The warnings about the variant captured the political crosswinds that Mr. Johnson has faced in responding to the pandemic. The rapid vaccine rollout will likely embolden members of his Conservative Party to renew their calls on him to begin easing the lockdown. But scientists warn that a full-scale easing of restrictions, even after widespread vaccinations, could ignite a fresh surge of infections.
The opposition Labour Party, meanwhile, criticized Mr. Johnson for springing yet another unwelcome surprise on the British public.
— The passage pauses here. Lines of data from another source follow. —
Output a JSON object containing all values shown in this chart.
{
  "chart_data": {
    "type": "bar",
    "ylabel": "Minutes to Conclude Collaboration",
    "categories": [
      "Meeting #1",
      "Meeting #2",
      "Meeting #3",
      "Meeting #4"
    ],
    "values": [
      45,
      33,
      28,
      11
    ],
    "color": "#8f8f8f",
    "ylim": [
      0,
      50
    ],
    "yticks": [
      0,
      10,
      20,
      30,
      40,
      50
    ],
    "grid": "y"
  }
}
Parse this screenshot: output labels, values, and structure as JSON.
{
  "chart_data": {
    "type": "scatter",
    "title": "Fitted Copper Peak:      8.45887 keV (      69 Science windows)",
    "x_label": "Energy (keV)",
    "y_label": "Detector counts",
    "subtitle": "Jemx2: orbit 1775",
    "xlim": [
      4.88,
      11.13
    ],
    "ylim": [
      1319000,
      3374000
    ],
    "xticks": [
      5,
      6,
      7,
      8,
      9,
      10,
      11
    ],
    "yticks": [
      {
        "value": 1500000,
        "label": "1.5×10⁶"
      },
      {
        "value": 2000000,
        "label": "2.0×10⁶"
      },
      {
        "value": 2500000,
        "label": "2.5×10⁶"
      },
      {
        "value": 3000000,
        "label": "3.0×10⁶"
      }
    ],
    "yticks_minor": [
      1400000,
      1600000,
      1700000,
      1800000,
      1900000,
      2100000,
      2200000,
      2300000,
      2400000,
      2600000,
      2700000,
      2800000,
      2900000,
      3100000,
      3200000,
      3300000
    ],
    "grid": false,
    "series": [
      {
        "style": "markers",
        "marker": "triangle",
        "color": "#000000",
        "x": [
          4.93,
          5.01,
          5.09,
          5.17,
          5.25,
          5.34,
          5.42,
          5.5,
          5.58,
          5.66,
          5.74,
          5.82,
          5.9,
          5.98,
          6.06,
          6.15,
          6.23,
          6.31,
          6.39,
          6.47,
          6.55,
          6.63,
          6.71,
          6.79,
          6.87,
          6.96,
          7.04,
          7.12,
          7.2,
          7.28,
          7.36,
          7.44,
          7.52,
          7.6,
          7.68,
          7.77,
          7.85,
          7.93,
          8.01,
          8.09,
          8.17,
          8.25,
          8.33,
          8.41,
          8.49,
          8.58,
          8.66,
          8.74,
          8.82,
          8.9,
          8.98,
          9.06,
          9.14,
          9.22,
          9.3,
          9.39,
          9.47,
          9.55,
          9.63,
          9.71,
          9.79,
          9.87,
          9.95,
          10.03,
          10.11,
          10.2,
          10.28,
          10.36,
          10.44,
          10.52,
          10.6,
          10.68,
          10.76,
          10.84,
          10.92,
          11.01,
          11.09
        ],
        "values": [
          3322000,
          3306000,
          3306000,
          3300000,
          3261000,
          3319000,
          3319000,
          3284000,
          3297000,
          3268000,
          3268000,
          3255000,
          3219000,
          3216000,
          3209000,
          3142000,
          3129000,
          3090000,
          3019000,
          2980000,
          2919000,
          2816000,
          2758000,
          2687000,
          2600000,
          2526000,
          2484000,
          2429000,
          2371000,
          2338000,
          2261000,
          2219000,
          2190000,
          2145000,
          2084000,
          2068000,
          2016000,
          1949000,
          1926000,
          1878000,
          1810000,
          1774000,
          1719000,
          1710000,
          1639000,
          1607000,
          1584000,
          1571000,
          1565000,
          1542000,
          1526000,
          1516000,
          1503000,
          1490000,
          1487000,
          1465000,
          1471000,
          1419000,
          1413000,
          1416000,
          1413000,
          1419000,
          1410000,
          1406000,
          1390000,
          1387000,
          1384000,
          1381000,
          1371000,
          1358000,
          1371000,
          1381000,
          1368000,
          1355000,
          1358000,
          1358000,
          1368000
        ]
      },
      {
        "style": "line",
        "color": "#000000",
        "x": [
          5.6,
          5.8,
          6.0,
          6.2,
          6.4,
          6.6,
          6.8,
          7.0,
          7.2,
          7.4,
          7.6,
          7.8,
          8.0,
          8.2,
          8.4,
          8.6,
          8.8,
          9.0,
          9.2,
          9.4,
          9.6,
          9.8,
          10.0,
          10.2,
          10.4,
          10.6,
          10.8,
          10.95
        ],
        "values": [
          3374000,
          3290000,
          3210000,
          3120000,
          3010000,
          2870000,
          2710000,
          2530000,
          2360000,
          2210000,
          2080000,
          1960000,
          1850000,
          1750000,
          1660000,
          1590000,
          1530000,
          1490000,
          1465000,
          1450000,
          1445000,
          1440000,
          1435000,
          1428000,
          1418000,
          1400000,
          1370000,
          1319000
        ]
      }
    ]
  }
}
“This is deeply alarming news, not least because Boris Johnson assured the nation back in December there was no evidence the variant was more dangerous,” Jonathan Ashworth, the Labour Party’s shadow health secretary, said in statement.
Mr. Johnson presented the news as evidence of his commitment to present changing scientific evidence to the public. He also pleaded for people to stick to social distancing rules even as the vaccines promised a brighter future.
The warnings about the variant — first disclosed by a prominent epidemiologist, Neil Ferguson, in a statement on Friday to a well-connected television correspondent, Robert Peston — gave the prime minister grist for that cautionary message.
“We really can’t begin considering unlocking until we’re confident the vaccination program is working,” Mr. Johnson said. “We’ve got to get those rates of infection down.”